Is it always possible to calculate the cardinality of the set of choices functions of a collection?
In others words, assuming AC (axiom of choice), we have that an arbitrary cartesian product is non-void, given that each of its sets is non-void. Is it possible to determinate its cardinality? For example, given a collection of cardinals $\{\alpha_l\}_{l\in\lambda}$, how can we compute the cardinality of $$\prod_{l\in\lambda}\alpha_l$$ knowing the cardinality of each $\alpha_l$ and $\lambda$?
An especific case of interest would be: how many choices functions are there in $P^2(\omega)\setminus\emptyset$? Does it depends of CH (continuum hypothesis) or GCH (generalized continuum hypotesis)?
We know that $P(\omega)$ has $2^{\aleph_0}=\mathfrak{c}$ elements; and that $P^2(\omega)$ has $2^{\mathfrak{c}}$ elements.
For simplicity, say $\mathfrak{d}=2^{\mathfrak{c}}$, and let $X=P^2(\omega)\setminus\varnothing$.
Then $$\left|\prod_{A\in X}A\right| = \prod_{A\in X}|A| \leq \prod_{A\in X}\mathfrak{c} = \mathfrak{c}^{\mathfrak{d}}.$$ But we also have $$\left|\prod_{A\in X}A\right| \geq \left|\prod_{B\in X,|B|=\mathfrak{c}}B\right| = \prod_{B\in X,|B|=\mathfrak{c}}|B| = \mathfrak{c}^{\mathfrak{d}}.$$
Also, $$2^{\mathfrak{d}}\leq \mathfrak{c}^{\mathfrak{d}}\leq (\mathfrak{d}^+)^{\mathfrak{d}}\leq (2^{\mathfrak{d}})^{\mathfrak{d}} = 2^{\mathfrak{dd}} = 2^{\mathfrak{d}},$$ so we get equality throughout.
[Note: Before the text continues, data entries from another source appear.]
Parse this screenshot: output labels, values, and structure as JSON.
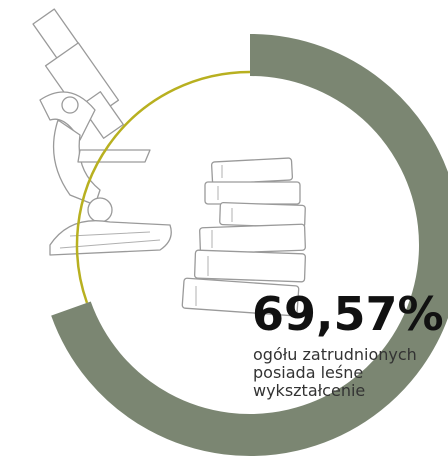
{
  "chart_data": {
    "type": "donut",
    "values": [
      69.57
    ],
    "value_labels": [
      "69,57%"
    ],
    "max": 100,
    "color": "#7b8672",
    "remainder_color": "#b8b020",
    "description": [
      "ogółu zatrudnionych",
      "posiada leśne",
      "wykształcenie"
    ]
  }
}
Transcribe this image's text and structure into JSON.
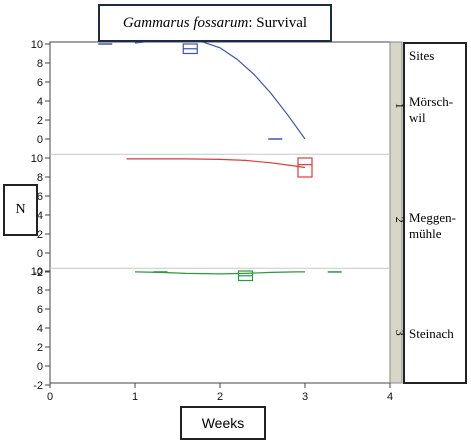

So we can certainly say that the number of choice functions on $X$ is $2^{\mathfrak{d}} = 2^{2^{\mathfrak{c}}}$.
In the absence of CH we don’t even know what $\mathfrak{c}$. Even if we do, we don’t know what $2^{\mathfrak{c}}$ is, and we don’t know what $2^{2^{\mathfrak{c}}}$ is.
But if we have GCH, then $\mathfrak{c}=\aleph_1$, $2^{\mathfrak{c}}=\aleph_2$, and $2^{2^{\mathfrak{c}}} = \aleph_3$. So if you allow GCH, the set you are asking about has cardinality $\aleph_3$.